Re: Province’s property tax stance called ‘laughable’, Feb. 22
As a resident of Ottawa Centre, I am also concerned about my property taxes and I understand the property assessment system can be daunting and difficult to understand.
As your member of Provincial Parliament, I will work to ensure that my constituents understand their assessment notices and their appeal options when they receive their reassessments this fall.
As your representative at Queen’s Park, I will continue to fight to make sure that the property assessment system is open, fair and transparent.
As I explained to your reporter, Kenyon Wallace, two weeks ago, even if your reassessment reflects a property value increase, this does not necessarily mean an increase in your property taxes.

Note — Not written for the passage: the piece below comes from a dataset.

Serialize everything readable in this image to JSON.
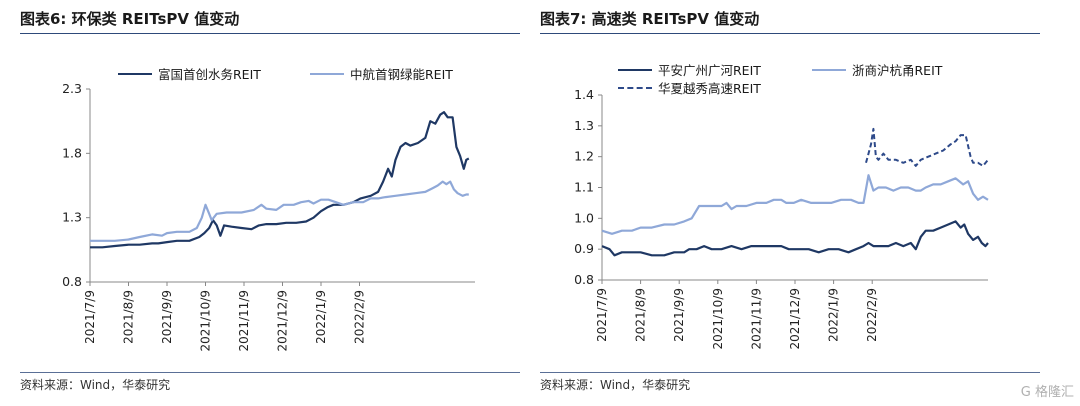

The City of Ottawa sets its own property tax rates and has the jurisdiction to adjust their rates to offset the impact of reassessments. Municipalities are also required to offer relief from reassessment-related tax increases on residential properties owned by low-income seniors, and they have the option of providing tax relief to residential and farm property owners in situations of hardship.
The question that residents should ask: “What is my property tax rate, and why is it at that rate”?
Since 2003, the McGuinty government has invested billions of dollars in Ottawa by uploading costs in ambulance, public health and social services.
We have also supported public transit through the gas tax, are back in the business of social housing, and provided funding for 106 additional police on the streets here in Ottawa.
If you take a look at what this all means to the City of Ottawa annually, in new money alone it is $89 million, and that doesn’t include things like the $200 million for a new public transit project and other one time money like investing in university infrastructure or expanding hospitals.
I understand the complexity of this issue, and I look forward to working with my colleagues at city hall to make sure that the residents of Ottawa are receiving the services they need at a tax rate that they can afford.